When I heard nothing more I swam back to Kellen.

He stood waist-deep in the warm water and trembled.

"Do you know," he said, watching his shaking fingers, "I hated Aethervon as much as ever I hated my brother for locking me away in the Asylum. If it hadn't been for the vision Aethervon gifted Jakoven's mage with, my brother would have just killed me."

He was ready to break, and maybe he needed to pour out what he was feeling to someone. But if he broke now, he might not be able to put himself back together again. Wait, I wanted to urge him, wait until a little time has made you something more than a boy who has no more past than a cell in the dark. I wished for Beckram's clever tongue, but had to make do with my own.

"I'm pretty ambivalent on Aethervon, myself," I said, ignoring the agitated state Kellen was in. "Last time I was here, he took over my sister without so much as a by-your-leave or 'excuse me, and used her to babble prophecy that was not even very helpful."

"If I had told you more, you wouldn't have done as you were needed to," said a soft, sexless voice.

I looked around and noticed the old woman who was one of Aethervon's people, sitting on a rock—but I had no doubt that the voice belonged to a god rather than an old woman.

"So why did you say anything at all?" I asked.

"Because my prophecy was not unsought." As before, the voice changed from moment to moment. "I am sworn, so long as mankind seek me here, to tell them somewhat of the future."

"Who sought prophecy and gave you a chance to meddle in my business?" I asked.

The old woman's mouth smiled, though her eyes remained blank. "Meddle? I suppose that is as good a word as any." The sound of the young girl's voice in the old woman's mouth made the hair on the back of my neck rise. "Your dragon worried that you were not as he believed. He asked for my wisdom and then flinched at the cost. I gave you the opportunity to break through the barriers that had been placed between you and your magic."
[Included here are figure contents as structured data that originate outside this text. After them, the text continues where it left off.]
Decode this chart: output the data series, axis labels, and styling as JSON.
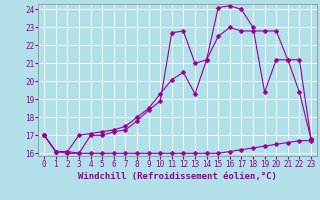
{
  "xlabel": "Windchill (Refroidissement éolien,°C)",
  "background_color": "#b2e0e8",
  "grid_color": "#ffffff",
  "line_color": "#990099",
  "x_min": 0,
  "x_max": 23,
  "y_min": 16,
  "y_max": 24,
  "line1_y": [
    17.0,
    16.1,
    16.1,
    16.0,
    16.0,
    16.0,
    16.0,
    16.0,
    16.0,
    16.0,
    16.0,
    16.0,
    16.0,
    16.0,
    16.0,
    16.0,
    16.1,
    16.2,
    16.3,
    16.4,
    16.5,
    16.6,
    16.7,
    16.7
  ],
  "line2_y": [
    17.0,
    16.1,
    16.1,
    17.0,
    17.1,
    17.2,
    17.3,
    17.5,
    18.0,
    18.5,
    19.3,
    20.1,
    20.5,
    19.3,
    21.2,
    22.5,
    23.0,
    22.8,
    22.8,
    22.8,
    22.8,
    21.2,
    21.2,
    16.8
  ],
  "line3_y": [
    17.0,
    16.1,
    16.0,
    16.0,
    17.0,
    17.0,
    17.2,
    17.3,
    17.8,
    18.4,
    18.9,
    22.7,
    22.8,
    21.0,
    21.2,
    24.1,
    24.2,
    24.0,
    23.0,
    19.4,
    21.2,
    21.2,
    19.4,
    16.8
  ],
  "marker": "D",
  "markersize": 2.5,
  "linewidth": 0.8,
  "tick_fontsize": 5.5,
  "label_fontsize": 6.5
}
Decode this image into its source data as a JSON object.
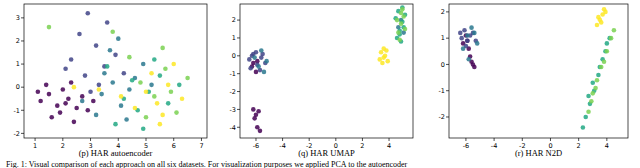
{
  "chart_data": [
    {
      "type": "scatter",
      "title": "(p) HAR autoencoder",
      "marker": "circle",
      "xlim": [
        0.6,
        7.2
      ],
      "xticks": [
        1,
        2,
        3,
        4,
        5,
        6,
        7
      ],
      "ylim": [
        -2.2,
        3.6
      ],
      "yticks": [
        -2,
        -1,
        0,
        1,
        2,
        3
      ],
      "series": [
        {
          "color": "#440154",
          "x": [
            1.2,
            1.5,
            1.8,
            2.0,
            2.2,
            2.5,
            1.4,
            1.9,
            2.3,
            2.7,
            1.6,
            2.1,
            2.9,
            1.1,
            2.4,
            3.1
          ],
          "values": [
            -0.6,
            -0.3,
            -0.8,
            -0.1,
            -0.5,
            -0.9,
            0.1,
            -1.1,
            0.2,
            -0.4,
            -1.3,
            -0.7,
            -1.0,
            -0.2,
            -1.5,
            -0.6
          ]
        },
        {
          "color": "#414487",
          "x": [
            2.3,
            2.8,
            3.2,
            3.5,
            2.6,
            3.9,
            3.0,
            2.1,
            3.6,
            4.2,
            2.9,
            3.3
          ],
          "values": [
            1.2,
            0.5,
            1.8,
            0.9,
            2.3,
            1.4,
            -0.2,
            0.8,
            2.8,
            0.6,
            3.2,
            0.1
          ]
        },
        {
          "color": "#2a788e",
          "x": [
            3.4,
            3.8,
            4.1,
            4.6,
            3.2,
            4.9,
            3.7,
            4.3,
            2.7,
            5.2,
            4.0,
            3.5,
            4.4
          ],
          "values": [
            -0.3,
            0.2,
            -0.8,
            0.4,
            -1.2,
            1.0,
            1.6,
            -1.4,
            -0.6,
            0.1,
            2.1,
            0.6,
            -0.1
          ]
        },
        {
          "color": "#22a884",
          "x": [
            4.2,
            4.7,
            5.1,
            5.5,
            3.9,
            4.5,
            5.8,
            4.9,
            5.3,
            3.6,
            6.2
          ],
          "values": [
            -0.5,
            -1.0,
            -0.2,
            0.5,
            -1.6,
            0.3,
            -0.7,
            -1.8,
            1.2,
            0.9,
            0.1
          ]
        },
        {
          "color": "#7ad151",
          "x": [
            4.8,
            5.3,
            5.7,
            6.1,
            4.4,
            5.0,
            6.5,
            5.6,
            3.8,
            5.9,
            1.5
          ],
          "values": [
            0.2,
            -0.4,
            0.8,
            -1.1,
            1.3,
            -1.3,
            0.4,
            1.7,
            2.4,
            -0.2,
            2.6
          ]
        },
        {
          "color": "#fde725",
          "x": [
            5.0,
            5.4,
            5.8,
            4.6,
            6.3,
            5.2,
            4.1,
            5.6,
            3.3,
            6.0,
            5.5,
            2.4
          ],
          "values": [
            -0.2,
            -0.7,
            0.1,
            -0.9,
            -0.5,
            0.6,
            -0.4,
            -1.2,
            -0.1,
            1.0,
            -1.6,
            0.0
          ]
        }
      ]
    },
    {
      "type": "scatter",
      "title": "(q) HAR UMAP",
      "marker": "circle",
      "xlim": [
        -7.2,
        5.8
      ],
      "xticks": [
        -6,
        -4,
        -2,
        0,
        2,
        4
      ],
      "ylim": [
        -4.6,
        2.9
      ],
      "yticks": [
        -4,
        -3,
        -2,
        -1,
        0,
        1,
        2
      ],
      "series": [
        {
          "color": "#440154",
          "x": [
            -6.2,
            -6.0,
            -5.8,
            -6.1,
            -5.9,
            -5.7,
            -6.3,
            -5.9,
            -6.0,
            -6.2
          ],
          "values": [
            -3.0,
            -3.3,
            -3.1,
            -3.5,
            -4.0,
            -4.2,
            -0.6,
            -0.3,
            -0.9,
            -0.4
          ]
        },
        {
          "color": "#414487",
          "x": [
            -6.5,
            -6.2,
            -5.9,
            -5.6,
            -6.4,
            -6.0,
            -5.7,
            -5.3,
            -6.3,
            -5.5
          ],
          "values": [
            -0.2,
            0.1,
            -0.5,
            -0.1,
            -0.7,
            0.2,
            -0.8,
            -0.4,
            0.0,
            0.1
          ]
        },
        {
          "color": "#2a788e",
          "x": [
            -5.8,
            -5.4,
            -5.2,
            -6.1,
            -5.6,
            4.7,
            4.9,
            5.1
          ],
          "values": [
            -0.6,
            -0.9,
            -0.3,
            -0.1,
            0.3,
            1.6,
            2.0,
            1.3
          ]
        },
        {
          "color": "#22a884",
          "x": [
            4.6,
            4.8,
            5.0,
            5.2,
            4.7,
            4.9,
            5.1,
            4.5,
            5.0,
            4.8
          ],
          "values": [
            1.0,
            1.4,
            1.9,
            2.3,
            2.5,
            0.8,
            1.6,
            2.1,
            2.7,
            1.2
          ]
        },
        {
          "color": "#7ad151",
          "x": [
            4.7,
            4.9,
            5.1,
            4.8,
            5.0,
            5.2,
            4.6,
            4.9
          ],
          "values": [
            1.3,
            1.8,
            2.2,
            0.9,
            2.6,
            1.5,
            2.0,
            2.4
          ]
        },
        {
          "color": "#fde725",
          "x": [
            3.4,
            3.6,
            3.8,
            3.5,
            3.7,
            3.3,
            3.9,
            3.6
          ],
          "values": [
            0.2,
            -0.1,
            0.3,
            -0.4,
            0.0,
            -0.2,
            -0.3,
            0.4
          ]
        }
      ]
    },
    {
      "type": "scatter",
      "title": "(r) HAR N2D",
      "marker": "circle",
      "xlim": [
        -7.2,
        5.5
      ],
      "xticks": [
        -6,
        -4,
        -2,
        0,
        2,
        4
      ],
      "ylim": [
        -2.8,
        2.3
      ],
      "yticks": [
        -2,
        -1,
        0,
        1,
        2
      ],
      "series": [
        {
          "color": "#440154",
          "x": [
            -6.2,
            -6.0,
            -5.8,
            -5.6,
            -5.4,
            -5.7,
            -5.5,
            -5.9
          ],
          "values": [
            0.8,
            1.1,
            0.6,
            0.1,
            -0.1,
            0.3,
            0.0,
            0.9
          ]
        },
        {
          "color": "#414487",
          "x": [
            -6.4,
            -6.1,
            -5.9,
            -5.7,
            -6.3,
            -6.0,
            -5.5,
            -5.3
          ],
          "values": [
            1.2,
            1.3,
            0.9,
            1.1,
            1.0,
            0.7,
            1.2,
            0.9
          ]
        },
        {
          "color": "#2a788e",
          "x": [
            -5.9,
            -5.6,
            -5.2,
            -6.2,
            -5.4,
            -5.8
          ],
          "values": [
            1.1,
            1.4,
            0.8,
            0.6,
            1.2,
            0.2
          ]
        },
        {
          "color": "#22a884",
          "x": [
            4.0,
            3.7,
            3.4,
            3.1,
            2.8,
            2.5,
            2.3,
            3.9,
            3.5,
            3.0,
            2.7,
            4.2
          ],
          "values": [
            0.8,
            0.2,
            -0.4,
            -1.0,
            -1.5,
            -2.0,
            -2.4,
            0.5,
            -0.1,
            -0.7,
            -1.2,
            1.0
          ]
        },
        {
          "color": "#7ad151",
          "x": [
            4.3,
            4.0,
            3.6,
            3.3,
            3.0,
            2.7,
            3.8,
            3.2,
            2.9,
            4.5
          ],
          "values": [
            1.0,
            0.5,
            -0.1,
            -0.6,
            -1.1,
            -1.8,
            0.1,
            -0.9,
            -1.4,
            1.3
          ]
        },
        {
          "color": "#fde725",
          "x": [
            3.3,
            3.5,
            3.7,
            3.9,
            3.6,
            3.4,
            3.8
          ],
          "values": [
            1.5,
            1.7,
            1.9,
            2.0,
            1.6,
            1.8,
            2.1
          ]
        }
      ]
    }
  ],
  "caption": "Fig. 1: Visual comparison of each approach on all six datasets. For visualization purposes we applied PCA to the autoencoder"
}
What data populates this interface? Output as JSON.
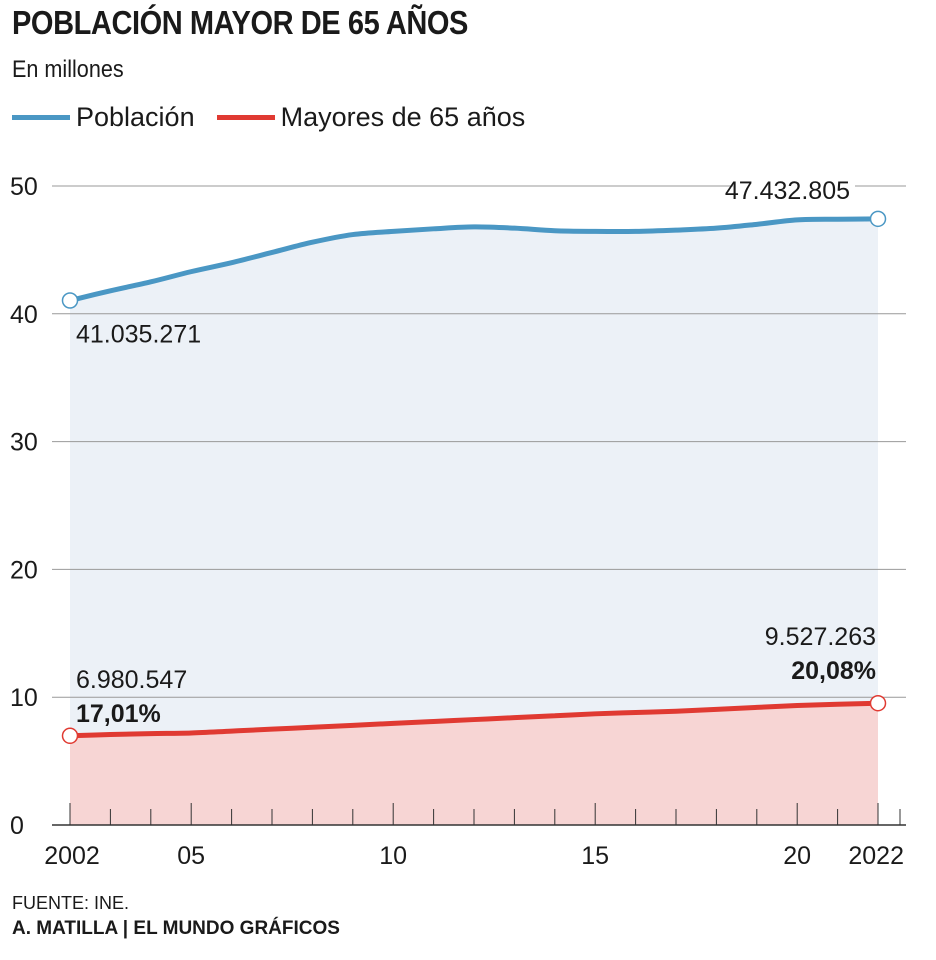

I was Shavigborn and served no gods but Siphern, He whose justice ruled the Northlands. Though Aethervon was being helpful now, I didn't like Him.

My lip curled. "You used Oreg's wishes to punish him. He asked for reassurance and you took my sister, whom he was sworn to protect, forcing him to endure the pain of his broken oath. Oreg had enough pain, you didn't need to give him more."

"It reminded him who he was—your slave and not your master."

"Oreg belongs to no one," I snapped. "And never should have."

The god's voice was a deep rumble, larger than the old woman. He sounded irritated. "Oreg is yours as much as Hurog is yours. If he had not been reminded of it, your will would have bowed before his as the sapling bows before an ancient wind, and the evil that twisted the world would yet remain."

"You play games with people's lives," I said, remembering my sister's eyes, blank like the old woman's, and Oreg writhing on the ground at the base of the stone wall she'd stood upon. "You forget that they are fragile."

The god laughed, soft as thistledown in the night, and answered me with the rich velvet of a whore's trained voice. "Fragile does not describe you, Guardian of the Dragon. Thrice forged in fire you are and the stronger for it—as is the king who shall be. As the boy he was, he had no chance of outfacing his brother. But with the strength of his forging at Jakoven's hands, he shall carve a path through the bodies of his foes—or shatter like a blade that has been hardened too much."